V - [Revisado]

1.2K 116 23
                                    


Scarlet


Eu podia quase dizer que estava feliz. Certamente eu parecia feliz para qualquer um que não me conhecesse tão a fundo. Sem dúvidas Becca perceberia, se estivesse aqui.

Eu estava vivendo a vida que sempre quis viver, isso eu não podia negar. Estava tendo contato com a minha cultura, com meu povo. Eu me sentia como nunca me senti antes. Integrada. Todos aqui me queriam aqui, me davam boas-vindas de braços bem abertos.

Eu estava cada vez mais em sintonia com minha espécie, com quem eu realmente era. Com quem eu literalmente havia nascido para ser. Eu nunca soubera nem metade das novas coisas que estava aprendendo. Já fazia alguns dias que eu me reunia, desde cedo, com os outros Selvagens em um parque da cidade. Lá era um lugar bom pois, segundo eles, era sempre essencial para um Selvagem estar em constante contato com a natureza. Eu sempre havia gostado das minhas corridas e caçadas como raposa, mas precisava passar ainda mais tempo ao ar livre do que passava anteriormente.

Todos lá eram muito simpáticos e tinham a maior paciência em me ensinar. Eu, como era de se esperar, não sabia de absolutamente nada. Eles me ensinavam uma imensidão de coisas. Desde o passado de nossa espécie, até técnicas de meditação. Tínhamos momentos específicos apenas para ficarmos mais próximos dos espíritos da natureza e, às vezes, até saíamos para explorar juntos. Estava sendo uma experiência incrível.

Entretanto, apesar de tudo de bom que estava acontecendo em minha vida, eu ainda me sentia mal. Apesar de estar integrada com meu povo, aprendendo as coisas que, por direito, deveriam ter sido ensinadas a mim desde o berço, eu me sentia dessa forma.

Aquela sombra ainda pairava sobre mim.

Desde que eu havia saído do meu quarto de hotel que dividia com Riley, estava me sentindo assim, perseguida. Não era a primeira vez que acontecia. Sempre – e eu digo sempre – que eu estava sozinha, a impressão que me dava era a de que eu não estava sozinha de fato. No começo eram coisas mais bobas, uma luz falhando, uma porta rangendo e se abrindo levemente... Coisas que eu insistia em ignorar e dispensar como algo tolo. A cada novo dia, porém, os sinais tornavam-se mais intensos. O ar parecia estar mais pesado quando eu saía da companhia das pessoas, sinais quase impossíveis de se ignorar.

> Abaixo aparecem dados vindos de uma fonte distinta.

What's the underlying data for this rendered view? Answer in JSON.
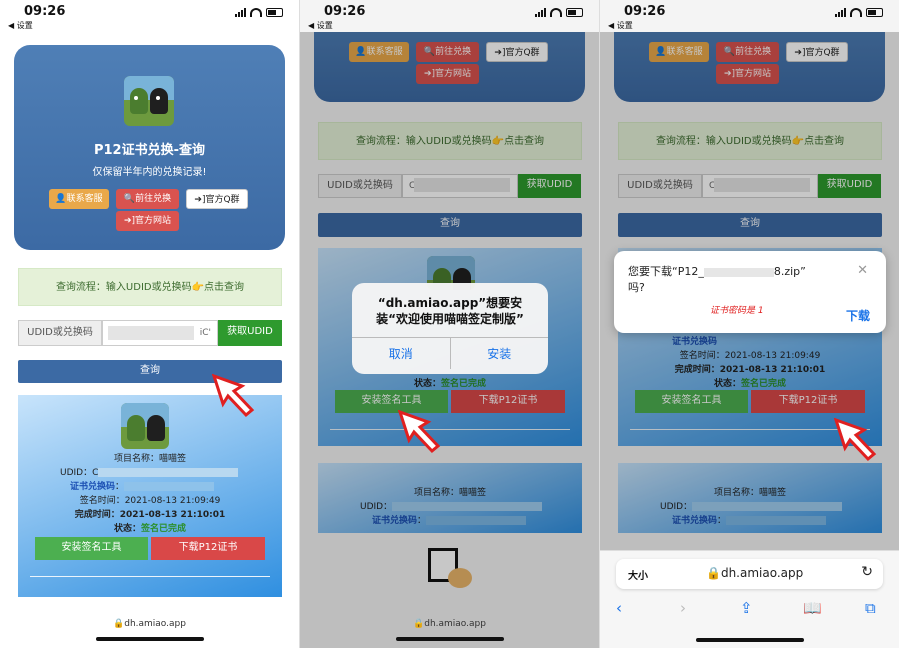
{
  "status": {
    "time": "09:26",
    "back": "◀ 设置"
  },
  "page": {
    "title": "P12证书兑换-查询",
    "subtitle": "仅保留半年内的兑换记录!",
    "buttons": {
      "contact": "👤联系客服",
      "goto_redeem": "🔍前往兑换",
      "qq_group": "➔]官方Q群",
      "official_site": "➔]官方网站"
    },
    "tip": "查询流程：输入UDID或兑换码👉点击查询",
    "field_label": "UDID或兑换码",
    "input_value_p1": "iC'",
    "input_value": "C",
    "get_udid": "获取UDID",
    "query": "查询",
    "result": {
      "project_label": "项目名称：",
      "project_value": "喵喵签",
      "udid_label": "UDID：",
      "udid_value_p1": "C",
      "code_label": "证书兑换码",
      "code_sep": "：",
      "sign_time_label": "签名时间：",
      "sign_time": "2021-08-13 21:09:49",
      "done_time_label": "完成时间：",
      "done_time": "2021-08-13 21:10:01",
      "state_label": "状态：",
      "state": "签名已完成",
      "install_tool": "安装签名工具",
      "download_p12": "下载P12证书"
    }
  },
  "browser": {
    "url": "dh.amiao.app",
    "text_size": "大小"
  },
  "install_dialog": {
    "message": "“dh.amiao.app”想要安装“欢迎使用喵喵签定制版”",
    "cancel": "取消",
    "install": "安装"
  },
  "download_dialog": {
    "message_prefix": "您要下载“P12_",
    "message_suffix": "8.zip”",
    "message_line2": "吗?",
    "close": "✕",
    "download": "下载",
    "handwritten": "证书密码是 1"
  },
  "panel2_result": {
    "project_label": "项目名称：",
    "project_value": "喵喵签",
    "udid_label": "UDID：",
    "code_label": "证书兑换码",
    "code_sep": "：",
    "sign_time_label": "签名时间：",
    "sign_time": "2021-08-13 21:09:49",
    "done_time_label": "完成时间：",
    "done_time": "2021-08-13 21:10:01",
    "state_label": "状态：",
    "state": "签名已完成"
  },
  "colors": {
    "accent_blue": "#3c6aa4",
    "green": "#2e9a2e",
    "red": "#d9534f",
    "orange": "#e9a84a"
  }
}
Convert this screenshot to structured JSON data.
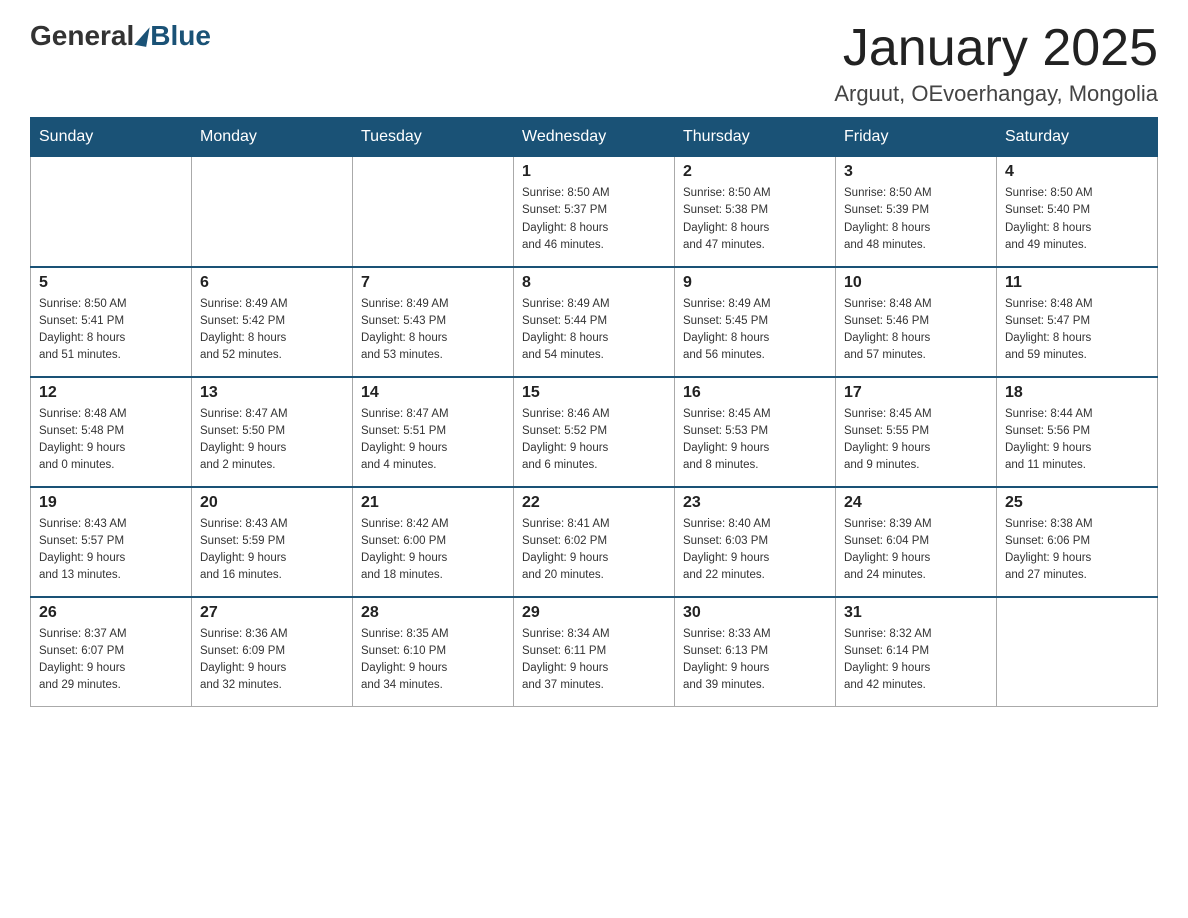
{
  "header": {
    "logo_general": "General",
    "logo_blue": "Blue",
    "month_title": "January 2025",
    "location": "Arguut, OEvoerhangay, Mongolia"
  },
  "days_of_week": [
    "Sunday",
    "Monday",
    "Tuesday",
    "Wednesday",
    "Thursday",
    "Friday",
    "Saturday"
  ],
  "weeks": [
    [
      {
        "day": "",
        "info": ""
      },
      {
        "day": "",
        "info": ""
      },
      {
        "day": "",
        "info": ""
      },
      {
        "day": "1",
        "info": "Sunrise: 8:50 AM\nSunset: 5:37 PM\nDaylight: 8 hours\nand 46 minutes."
      },
      {
        "day": "2",
        "info": "Sunrise: 8:50 AM\nSunset: 5:38 PM\nDaylight: 8 hours\nand 47 minutes."
      },
      {
        "day": "3",
        "info": "Sunrise: 8:50 AM\nSunset: 5:39 PM\nDaylight: 8 hours\nand 48 minutes."
      },
      {
        "day": "4",
        "info": "Sunrise: 8:50 AM\nSunset: 5:40 PM\nDaylight: 8 hours\nand 49 minutes."
      }
    ],
    [
      {
        "day": "5",
        "info": "Sunrise: 8:50 AM\nSunset: 5:41 PM\nDaylight: 8 hours\nand 51 minutes."
      },
      {
        "day": "6",
        "info": "Sunrise: 8:49 AM\nSunset: 5:42 PM\nDaylight: 8 hours\nand 52 minutes."
      },
      {
        "day": "7",
        "info": "Sunrise: 8:49 AM\nSunset: 5:43 PM\nDaylight: 8 hours\nand 53 minutes."
      },
      {
        "day": "8",
        "info": "Sunrise: 8:49 AM\nSunset: 5:44 PM\nDaylight: 8 hours\nand 54 minutes."
      },
      {
        "day": "9",
        "info": "Sunrise: 8:49 AM\nSunset: 5:45 PM\nDaylight: 8 hours\nand 56 minutes."
      },
      {
        "day": "10",
        "info": "Sunrise: 8:48 AM\nSunset: 5:46 PM\nDaylight: 8 hours\nand 57 minutes."
      },
      {
        "day": "11",
        "info": "Sunrise: 8:48 AM\nSunset: 5:47 PM\nDaylight: 8 hours\nand 59 minutes."
      }
    ],
    [
      {
        "day": "12",
        "info": "Sunrise: 8:48 AM\nSunset: 5:48 PM\nDaylight: 9 hours\nand 0 minutes."
      },
      {
        "day": "13",
        "info": "Sunrise: 8:47 AM\nSunset: 5:50 PM\nDaylight: 9 hours\nand 2 minutes."
      },
      {
        "day": "14",
        "info": "Sunrise: 8:47 AM\nSunset: 5:51 PM\nDaylight: 9 hours\nand 4 minutes."
      },
      {
        "day": "15",
        "info": "Sunrise: 8:46 AM\nSunset: 5:52 PM\nDaylight: 9 hours\nand 6 minutes."
      },
      {
        "day": "16",
        "info": "Sunrise: 8:45 AM\nSunset: 5:53 PM\nDaylight: 9 hours\nand 8 minutes."
      },
      {
        "day": "17",
        "info": "Sunrise: 8:45 AM\nSunset: 5:55 PM\nDaylight: 9 hours\nand 9 minutes."
      },
      {
        "day": "18",
        "info": "Sunrise: 8:44 AM\nSunset: 5:56 PM\nDaylight: 9 hours\nand 11 minutes."
      }
    ],
    [
      {
        "day": "19",
        "info": "Sunrise: 8:43 AM\nSunset: 5:57 PM\nDaylight: 9 hours\nand 13 minutes."
      },
      {
        "day": "20",
        "info": "Sunrise: 8:43 AM\nSunset: 5:59 PM\nDaylight: 9 hours\nand 16 minutes."
      },
      {
        "day": "21",
        "info": "Sunrise: 8:42 AM\nSunset: 6:00 PM\nDaylight: 9 hours\nand 18 minutes."
      },
      {
        "day": "22",
        "info": "Sunrise: 8:41 AM\nSunset: 6:02 PM\nDaylight: 9 hours\nand 20 minutes."
      },
      {
        "day": "23",
        "info": "Sunrise: 8:40 AM\nSunset: 6:03 PM\nDaylight: 9 hours\nand 22 minutes."
      },
      {
        "day": "24",
        "info": "Sunrise: 8:39 AM\nSunset: 6:04 PM\nDaylight: 9 hours\nand 24 minutes."
      },
      {
        "day": "25",
        "info": "Sunrise: 8:38 AM\nSunset: 6:06 PM\nDaylight: 9 hours\nand 27 minutes."
      }
    ],
    [
      {
        "day": "26",
        "info": "Sunrise: 8:37 AM\nSunset: 6:07 PM\nDaylight: 9 hours\nand 29 minutes."
      },
      {
        "day": "27",
        "info": "Sunrise: 8:36 AM\nSunset: 6:09 PM\nDaylight: 9 hours\nand 32 minutes."
      },
      {
        "day": "28",
        "info": "Sunrise: 8:35 AM\nSunset: 6:10 PM\nDaylight: 9 hours\nand 34 minutes."
      },
      {
        "day": "29",
        "info": "Sunrise: 8:34 AM\nSunset: 6:11 PM\nDaylight: 9 hours\nand 37 minutes."
      },
      {
        "day": "30",
        "info": "Sunrise: 8:33 AM\nSunset: 6:13 PM\nDaylight: 9 hours\nand 39 minutes."
      },
      {
        "day": "31",
        "info": "Sunrise: 8:32 AM\nSunset: 6:14 PM\nDaylight: 9 hours\nand 42 minutes."
      },
      {
        "day": "",
        "info": ""
      }
    ]
  ]
}
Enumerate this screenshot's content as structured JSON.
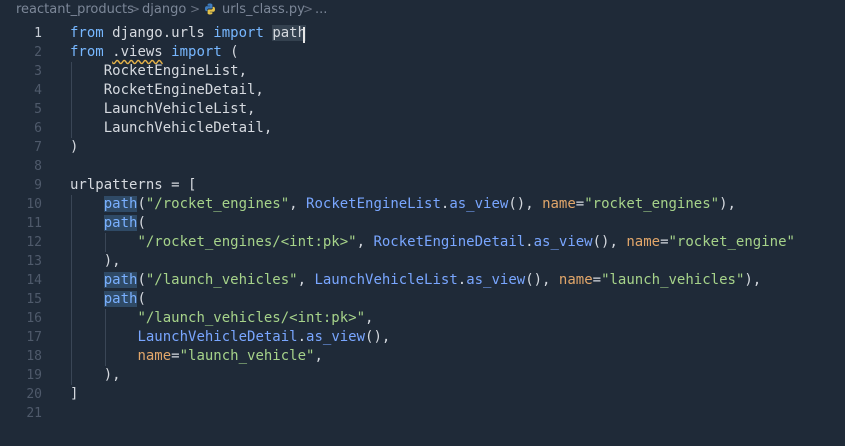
{
  "breadcrumb": {
    "items": [
      "reactant_products",
      "django",
      "urls_class.py",
      "..."
    ],
    "separator": ">"
  },
  "editor": {
    "language": "python",
    "current_line": 1,
    "line_numbers": [
      "1",
      "2",
      "3",
      "4",
      "5",
      "6",
      "7",
      "8",
      "9",
      "10",
      "11",
      "12",
      "13",
      "14",
      "15",
      "16",
      "17",
      "18",
      "19",
      "20",
      "21"
    ],
    "colors": {
      "background": "#1f2a38",
      "keyword": "#77b7ff",
      "string": "#a6d38a",
      "class": "#79a6ff",
      "kwarg": "#e1a66a",
      "text": "#d5d9df"
    },
    "lines": [
      [
        {
          "t": "from",
          "c": "kw"
        },
        {
          "t": " django.urls "
        },
        {
          "t": "import",
          "c": "kw"
        },
        {
          "t": " "
        },
        {
          "t": "path",
          "c": "hl-word"
        }
      ],
      [
        {
          "t": "from",
          "c": "kw"
        },
        {
          "t": " "
        },
        {
          "t": ".views",
          "c": "squiggle"
        },
        {
          "t": " "
        },
        {
          "t": "import",
          "c": "kw"
        },
        {
          "t": " ("
        }
      ],
      [
        {
          "t": "    RocketEngineList,"
        }
      ],
      [
        {
          "t": "    RocketEngineDetail,"
        }
      ],
      [
        {
          "t": "    LaunchVehicleList,"
        }
      ],
      [
        {
          "t": "    LaunchVehicleDetail,"
        }
      ],
      [
        {
          "t": ")"
        }
      ],
      [],
      [
        {
          "t": "urlpatterns = ["
        }
      ],
      [
        {
          "t": "    "
        },
        {
          "t": "path",
          "c": "pathfn"
        },
        {
          "t": "("
        },
        {
          "t": "\"/rocket_engines\"",
          "c": "str"
        },
        {
          "t": ", "
        },
        {
          "t": "RocketEngineList",
          "c": "cls"
        },
        {
          "t": "."
        },
        {
          "t": "as_view",
          "c": "cls"
        },
        {
          "t": "(), "
        },
        {
          "t": "name",
          "c": "kwarg"
        },
        {
          "t": "="
        },
        {
          "t": "\"rocket_engines\"",
          "c": "str"
        },
        {
          "t": "),"
        }
      ],
      [
        {
          "t": "    "
        },
        {
          "t": "path",
          "c": "pathfn"
        },
        {
          "t": "("
        }
      ],
      [
        {
          "t": "        "
        },
        {
          "t": "\"/rocket_engines/<int:pk>\"",
          "c": "str"
        },
        {
          "t": ", "
        },
        {
          "t": "RocketEngineDetail",
          "c": "cls"
        },
        {
          "t": "."
        },
        {
          "t": "as_view",
          "c": "cls"
        },
        {
          "t": "(), "
        },
        {
          "t": "name",
          "c": "kwarg"
        },
        {
          "t": "="
        },
        {
          "t": "\"rocket_engine\"",
          "c": "str"
        }
      ],
      [
        {
          "t": "    ),"
        }
      ],
      [
        {
          "t": "    "
        },
        {
          "t": "path",
          "c": "pathfn"
        },
        {
          "t": "("
        },
        {
          "t": "\"/launch_vehicles\"",
          "c": "str"
        },
        {
          "t": ", "
        },
        {
          "t": "LaunchVehicleList",
          "c": "cls"
        },
        {
          "t": "."
        },
        {
          "t": "as_view",
          "c": "cls"
        },
        {
          "t": "(), "
        },
        {
          "t": "name",
          "c": "kwarg"
        },
        {
          "t": "="
        },
        {
          "t": "\"launch_vehicles\"",
          "c": "str"
        },
        {
          "t": "),"
        }
      ],
      [
        {
          "t": "    "
        },
        {
          "t": "path",
          "c": "pathfn"
        },
        {
          "t": "("
        }
      ],
      [
        {
          "t": "        "
        },
        {
          "t": "\"/launch_vehicles/<int:pk>\"",
          "c": "str"
        },
        {
          "t": ","
        }
      ],
      [
        {
          "t": "        "
        },
        {
          "t": "LaunchVehicleDetail",
          "c": "cls"
        },
        {
          "t": "."
        },
        {
          "t": "as_view",
          "c": "cls"
        },
        {
          "t": "(),"
        }
      ],
      [
        {
          "t": "        "
        },
        {
          "t": "name",
          "c": "kwarg"
        },
        {
          "t": "="
        },
        {
          "t": "\"launch_vehicle\"",
          "c": "str"
        },
        {
          "t": ","
        }
      ],
      [
        {
          "t": "    ),"
        }
      ],
      [
        {
          "t": "]"
        }
      ],
      []
    ]
  }
}
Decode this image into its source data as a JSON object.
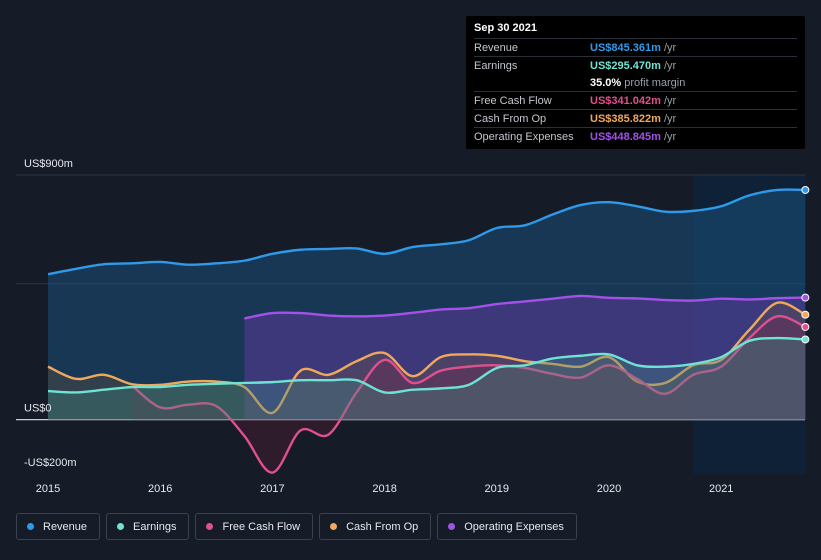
{
  "tooltip": {
    "date": "Sep 30 2021",
    "rows": [
      {
        "label": "Revenue",
        "value": "US$845.361m",
        "unit": "/yr",
        "color": "#2f9ae9"
      },
      {
        "label": "Earnings",
        "value": "US$295.470m",
        "unit": "/yr",
        "color": "#6fe3d3"
      },
      {
        "label": "",
        "value": "35.0%",
        "unit": "profit margin",
        "color": "#ffffff"
      },
      {
        "label": "Free Cash Flow",
        "value": "US$341.042m",
        "unit": "/yr",
        "color": "#e0508f"
      },
      {
        "label": "Cash From Op",
        "value": "US$385.822m",
        "unit": "/yr",
        "color": "#f0a95c"
      },
      {
        "label": "Operating Expenses",
        "value": "US$448.845m",
        "unit": "/yr",
        "color": "#a351e8"
      }
    ]
  },
  "legend": [
    {
      "label": "Revenue",
      "color": "#2f9ae9"
    },
    {
      "label": "Earnings",
      "color": "#6fe3d3"
    },
    {
      "label": "Free Cash Flow",
      "color": "#e0508f"
    },
    {
      "label": "Cash From Op",
      "color": "#f0a95c"
    },
    {
      "label": "Operating Expenses",
      "color": "#a351e8"
    }
  ],
  "chart_data": {
    "type": "line",
    "ylim": [
      -200,
      900
    ],
    "xlim": [
      2014.7,
      2021.75
    ],
    "y_tick_labels": [
      {
        "value": 900,
        "label": "US$900m"
      },
      {
        "value": 0,
        "label": "US$0"
      },
      {
        "value": -200,
        "label": "-US$200m"
      }
    ],
    "x_ticks": [
      2015,
      2016,
      2017,
      2018,
      2019,
      2020,
      2021
    ],
    "x_tick_labels": [
      "2015",
      "2016",
      "2017",
      "2018",
      "2019",
      "2020",
      "2021"
    ],
    "grid_values": [
      900,
      500,
      0
    ],
    "highlight_from": 2020.75,
    "series": [
      {
        "name": "Revenue",
        "color": "#2f9ae9",
        "fill": true,
        "x": [
          2015.0,
          2015.25,
          2015.5,
          2015.75,
          2016.0,
          2016.25,
          2016.5,
          2016.75,
          2017.0,
          2017.25,
          2017.5,
          2017.75,
          2018.0,
          2018.25,
          2018.5,
          2018.75,
          2019.0,
          2019.25,
          2019.5,
          2019.75,
          2020.0,
          2020.25,
          2020.5,
          2020.75,
          2021.0,
          2021.25,
          2021.5,
          2021.75
        ],
        "y": [
          535,
          555,
          572,
          575,
          580,
          570,
          575,
          585,
          610,
          625,
          628,
          630,
          610,
          635,
          645,
          660,
          705,
          715,
          755,
          790,
          800,
          785,
          765,
          768,
          785,
          825,
          845,
          845
        ]
      },
      {
        "name": "Operating Expenses",
        "color": "#a351e8",
        "fill": true,
        "x": [
          2016.75,
          2017.0,
          2017.25,
          2017.5,
          2017.75,
          2018.0,
          2018.25,
          2018.5,
          2018.75,
          2019.0,
          2019.25,
          2019.5,
          2019.75,
          2020.0,
          2020.25,
          2020.5,
          2020.75,
          2021.0,
          2021.25,
          2021.5,
          2021.75
        ],
        "y": [
          372,
          392,
          392,
          383,
          380,
          383,
          393,
          405,
          410,
          425,
          435,
          445,
          455,
          448,
          446,
          440,
          438,
          445,
          442,
          447,
          449
        ]
      },
      {
        "name": "Cash From Op",
        "color": "#f0a95c",
        "fill": false,
        "x": [
          2015.0,
          2015.25,
          2015.5,
          2015.75,
          2016.0,
          2016.25,
          2016.5,
          2016.75,
          2017.0,
          2017.25,
          2017.5,
          2017.75,
          2018.0,
          2018.25,
          2018.5,
          2018.75,
          2019.0,
          2019.25,
          2019.5,
          2019.75,
          2020.0,
          2020.25,
          2020.5,
          2020.75,
          2021.0,
          2021.25,
          2021.5,
          2021.75
        ],
        "y": [
          195,
          150,
          165,
          130,
          128,
          140,
          140,
          120,
          25,
          180,
          165,
          215,
          245,
          160,
          230,
          240,
          235,
          215,
          205,
          195,
          230,
          140,
          135,
          200,
          220,
          330,
          430,
          386
        ]
      },
      {
        "name": "Free Cash Flow",
        "color": "#e0508f",
        "fill": false,
        "x": [
          2015.75,
          2016.0,
          2016.25,
          2016.5,
          2016.75,
          2017.0,
          2017.25,
          2017.5,
          2017.75,
          2018.0,
          2018.25,
          2018.5,
          2018.75,
          2019.0,
          2019.25,
          2019.5,
          2019.75,
          2020.0,
          2020.25,
          2020.5,
          2020.75,
          2021.0,
          2021.25,
          2021.5,
          2021.75
        ],
        "y": [
          125,
          45,
          55,
          50,
          -60,
          -195,
          -40,
          -55,
          100,
          220,
          135,
          180,
          195,
          200,
          190,
          168,
          155,
          200,
          150,
          95,
          165,
          195,
          300,
          380,
          341
        ]
      },
      {
        "name": "Earnings",
        "color": "#6fe3d3",
        "fill": true,
        "x": [
          2015.0,
          2015.25,
          2015.5,
          2015.75,
          2016.0,
          2016.25,
          2016.5,
          2016.75,
          2017.0,
          2017.25,
          2017.5,
          2017.75,
          2018.0,
          2018.25,
          2018.5,
          2018.75,
          2019.0,
          2019.25,
          2019.5,
          2019.75,
          2020.0,
          2020.25,
          2020.5,
          2020.75,
          2021.0,
          2021.25,
          2021.5,
          2021.75
        ],
        "y": [
          105,
          100,
          110,
          120,
          120,
          128,
          132,
          135,
          138,
          145,
          145,
          145,
          100,
          110,
          115,
          128,
          190,
          200,
          225,
          235,
          240,
          200,
          195,
          205,
          230,
          290,
          300,
          295
        ]
      }
    ]
  }
}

Eu tentava ao máximo não me amedrontar. Eu era uma Selvagem! Era capaz de tantas coisas a mais do que eu jamais sonhara! Mas era extremamente difícil fingir que esses fenômenos, que eu não sabia explicar, não estavam me afetando.

Eu estava a caminho do apartamento de Fernando, um dos meus novos amigos Selvagens, para uma pequena reunião com a população jovem de Selvagens da cidade. Seu apartamento era a apenas cinco quadras do hotel, por isso decidi ir andando naquele fim de tarde. Contudo, ao andar a primeira quadra, eu já me sentia amargamente arrependida, devido a essa sensação estranha que me perseguia. De qualquer maneira, qual desculpa eu poderia dar para pedir para um deles vir me buscar, ou para Riley me acompanhar? Pior ainda, para chamar um táxi para uma distância tão insignificante? Não havia uma desculpa plausível sequer, por isso continuei meu caminho apreensiva, segurando minha respiração.

As ruas estavam pouco movimentadas, o que me deixava mais incomodada. Eu tentava dar passos largos e rápidos para chegar logo ao apartamento sem parecer uma louca correndo desenfreada pelas ruas.

Havia chovido durante aquela tarde, o que, honestamente, era uma bênção. Era extremamente quente aqui, então uma chuvinha para refrescar era muito bem-vinda. Acho que a coisa que eu mais sentia falta de casa era meu ar-condicionado. No hotel até tinha, mas na rua e nos outros estabelecimentos você tinha de se contentar com um ventilador. Devido à recente chuva, a rua e as calçadas, portanto, estavam cheias de poças d'agua.